System of Linear Equations
A system of linear equations is a collection of two or more linear equations involving the same set of variables. In our example, we have two equations with variables \( x \) and \( y \):
- \( 2x - y = 5 \)
- \( x + y = 1 \)
Matrix Inversion
Matrix inversion is a process used to find a matrix that, when multiplied by the original matrix, yields the identity matrix. In the context of solving systems of equations, the inverse matrix is pivotal because it enables us to isolate the variable matrix:\[ A^{-1}A = I \] where \( I \) is the identity matrix, which has 1s on the diagonal and 0s elsewhere.
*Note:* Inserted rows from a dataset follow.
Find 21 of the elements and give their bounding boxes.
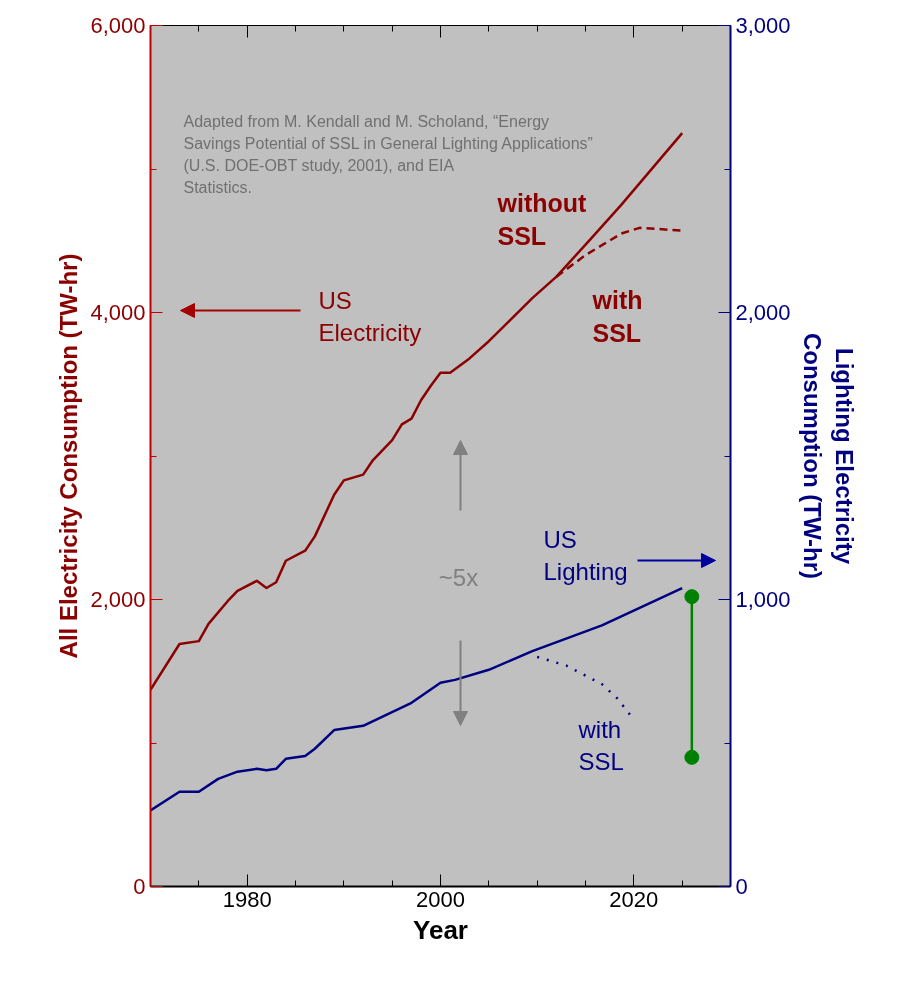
y2-tick-label: 0 — [735, 874, 748, 899]
y2-tick-label: 1,000 — [735, 587, 791, 612]
y2-axis-title: Lighting Electricity Consumption (TW-hr) — [798, 332, 858, 580]
line-series — [150, 131, 684, 692]
y-tick-label: 6,000 — [90, 13, 146, 38]
x-tick-label: 1980 — [222, 886, 272, 912]
y2-tick-label: 3,000 — [735, 13, 791, 38]
y-tick-label: 2,000 — [90, 587, 146, 612]
y-tick-label: 0 — [133, 874, 146, 899]
y-tick-label: 4,000 — [90, 300, 146, 325]
x-axis-title: Year — [413, 914, 468, 945]
annotation: ~5x — [438, 564, 479, 591]
annotation: with SSL — [577, 715, 624, 775]
annotation: US Electricity — [318, 286, 422, 347]
annotation: US Lighting — [543, 525, 628, 586]
annotation: without SSL — [496, 188, 588, 251]
x-tick-label: 2020 — [609, 886, 659, 912]
y-axis-title: All Electricity Consumption (TW-hr) — [55, 253, 83, 659]
x-tick-label: 2000 — [416, 886, 465, 912]
annotation: with SSL — [591, 285, 643, 348]
y2-tick-label: 2,000 — [735, 300, 791, 325]
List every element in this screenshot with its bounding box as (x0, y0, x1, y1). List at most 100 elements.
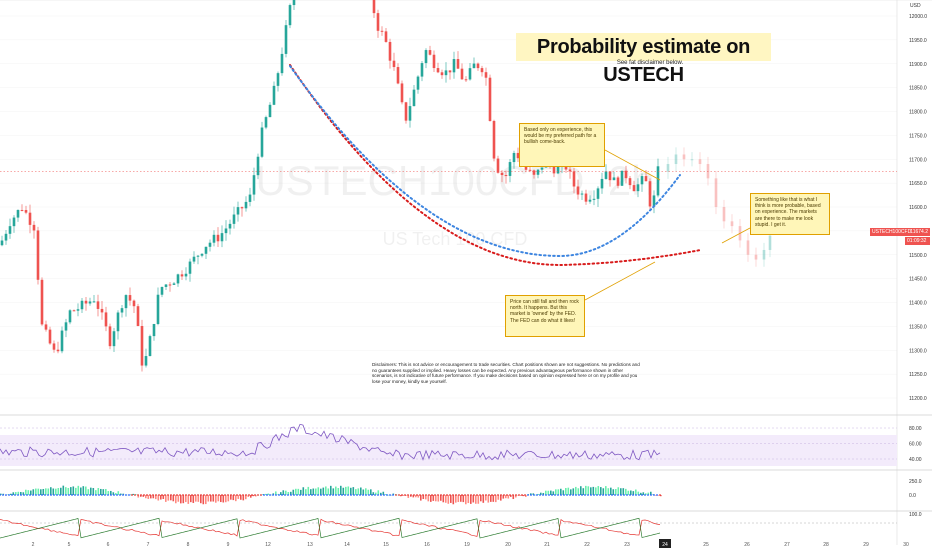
macd-dot (209, 494, 211, 496)
macd-bar (220, 495, 222, 503)
note-price-fall[interactable]: Price can still fall and then rock north… (505, 295, 585, 337)
macd-dot (311, 494, 313, 496)
macd-dot (335, 494, 337, 496)
macd-bar (75, 487, 77, 495)
rsi-line (0, 423, 661, 461)
macd-dot (545, 494, 547, 496)
date-axis-label: 12 (265, 542, 271, 548)
macd-dot (467, 494, 469, 496)
macd-bar (95, 490, 97, 495)
candle-body (456, 59, 460, 69)
candle (428, 45, 432, 56)
macd-bar (430, 495, 432, 502)
note-probable-scenario[interactable]: Something like that is what I think is m… (750, 193, 830, 235)
macd-dot (440, 494, 442, 496)
price-axis-label: 11950.0 (909, 38, 927, 44)
candle (264, 115, 268, 130)
macd-dot (161, 494, 163, 496)
candle-body (92, 301, 96, 303)
macd-dot (611, 494, 613, 496)
candle-body (284, 25, 288, 54)
candle (416, 75, 420, 94)
macd-dot (581, 494, 583, 496)
macd-dot (206, 494, 208, 496)
candle-body (596, 188, 600, 199)
macd-dot (113, 494, 115, 496)
macd-dot (89, 494, 91, 496)
macd-bar (282, 490, 285, 495)
macd-dot (302, 494, 304, 496)
macd-dot (332, 494, 334, 496)
macd-bar (142, 495, 145, 497)
macd-bar (310, 489, 312, 495)
macd-dot (344, 494, 346, 496)
candle-body (652, 195, 656, 207)
macd-bar (200, 495, 202, 504)
candle-body (484, 72, 488, 78)
candle-body (184, 273, 188, 277)
candle-body (388, 41, 392, 61)
candle-body (488, 77, 492, 121)
macd-dot (443, 494, 445, 496)
projection-body (698, 159, 702, 165)
candle (128, 287, 132, 306)
candle (84, 297, 88, 311)
macd-bar (405, 495, 407, 496)
candle-body (500, 172, 504, 176)
macd-dot (464, 494, 466, 496)
macd-bar (467, 495, 470, 504)
macd-dot (269, 494, 271, 496)
macd-dot (539, 494, 541, 496)
macd-bar (152, 495, 155, 499)
macd-dot (17, 494, 19, 496)
candle (648, 178, 652, 211)
macd-dot (20, 494, 22, 496)
macd-bar (647, 492, 650, 495)
candle-body (516, 152, 520, 159)
macd-bar (492, 495, 495, 502)
macd-dot (410, 494, 412, 496)
macd-dot (257, 494, 259, 496)
candle-body (292, 0, 296, 6)
macd-bar (197, 495, 200, 502)
macd-bar (505, 495, 507, 499)
macd-dot (557, 494, 559, 496)
macd-bar (480, 495, 482, 502)
macd-dot (401, 494, 403, 496)
candle (132, 299, 136, 314)
candle (504, 170, 508, 184)
price-axis-label: 11300.0 (909, 348, 927, 354)
candle (640, 173, 644, 192)
candle-body (476, 63, 480, 69)
macd-bar (57, 488, 60, 495)
macd-bar (307, 486, 310, 495)
macd-dot (473, 494, 475, 496)
macd-bar (97, 487, 100, 495)
macd-dot (5, 494, 7, 496)
macd-bar (547, 490, 550, 495)
candle (172, 282, 176, 285)
macd-dot (83, 494, 85, 496)
macd-dot (587, 494, 589, 496)
candle (472, 57, 476, 69)
candle-body (96, 301, 100, 309)
projection-body (666, 164, 670, 172)
macd-bar (385, 494, 387, 495)
macd-dot (383, 494, 385, 496)
macd-bar (415, 495, 417, 498)
macd-dot (641, 494, 643, 496)
candle-body (120, 308, 124, 313)
macd-bar (532, 493, 535, 495)
currency-label: USD (910, 3, 921, 9)
macd-bar (512, 495, 515, 500)
macd-dot (479, 494, 481, 496)
macd-dot (131, 494, 133, 496)
macd-dot (35, 494, 37, 496)
candle (384, 28, 388, 43)
macd-dot (233, 494, 235, 496)
macd-dot (224, 494, 226, 496)
note-bullish-path[interactable]: Based only on experience, this would be … (519, 123, 605, 167)
candle (20, 204, 24, 212)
If we find the inverse of the coefficient matrix, denoted as \( A^{-1} \), we can solve the equation \( AX = B \) by applying \( A^{-1} \) to both sides:\[ X = A^{-1}B \]It is essential that the determinant of \( A \) is non-zero for the inverse to exist. For the given system,\( A = \begin{bmatrix} 2 & -1 \ 1 & 1 \end{bmatrix} \), and its inverse is found using the formula for 2x2 matrices. The resulting inverse helps us find the solution for \( X \), which contains the values of \( x \) and \( y \).
Matrix Multiplication
Matrix multiplication is a fundamental operation in matrix algebra, enabling us to combine matrices in a meaningful way. When multiplying two matrices, the number of columns in the first matrix must equal the number of rows in the second matrix. For our solution, once we find the inverse of the coefficient matrix \( A^{-1} \), we multiply it by the constant matrix \( B \). This involves computing each element of the resulting matrix by taking the dot product of the rows and columns:\[\begin{bmatrix} x \ y \end{bmatrix} = A^{-1} \begin{bmatrix} 5 \ 1 \end{bmatrix} = \begin{bmatrix} \frac{1}{3} & \frac{1}{3} \ -\frac{1}{3} & \frac{2}{3} \end{bmatrix} \begin{bmatrix} 5 \ 1 \end{bmatrix}\]The calculated matrix gives us the values of \( x \) and \( y \). Each element of this product is obtained by summing the products of corresponding entries. Matrix multiplication can seem complex, but with practice, it becomes a straightforward operation that greatly simplifies solving systems of equations.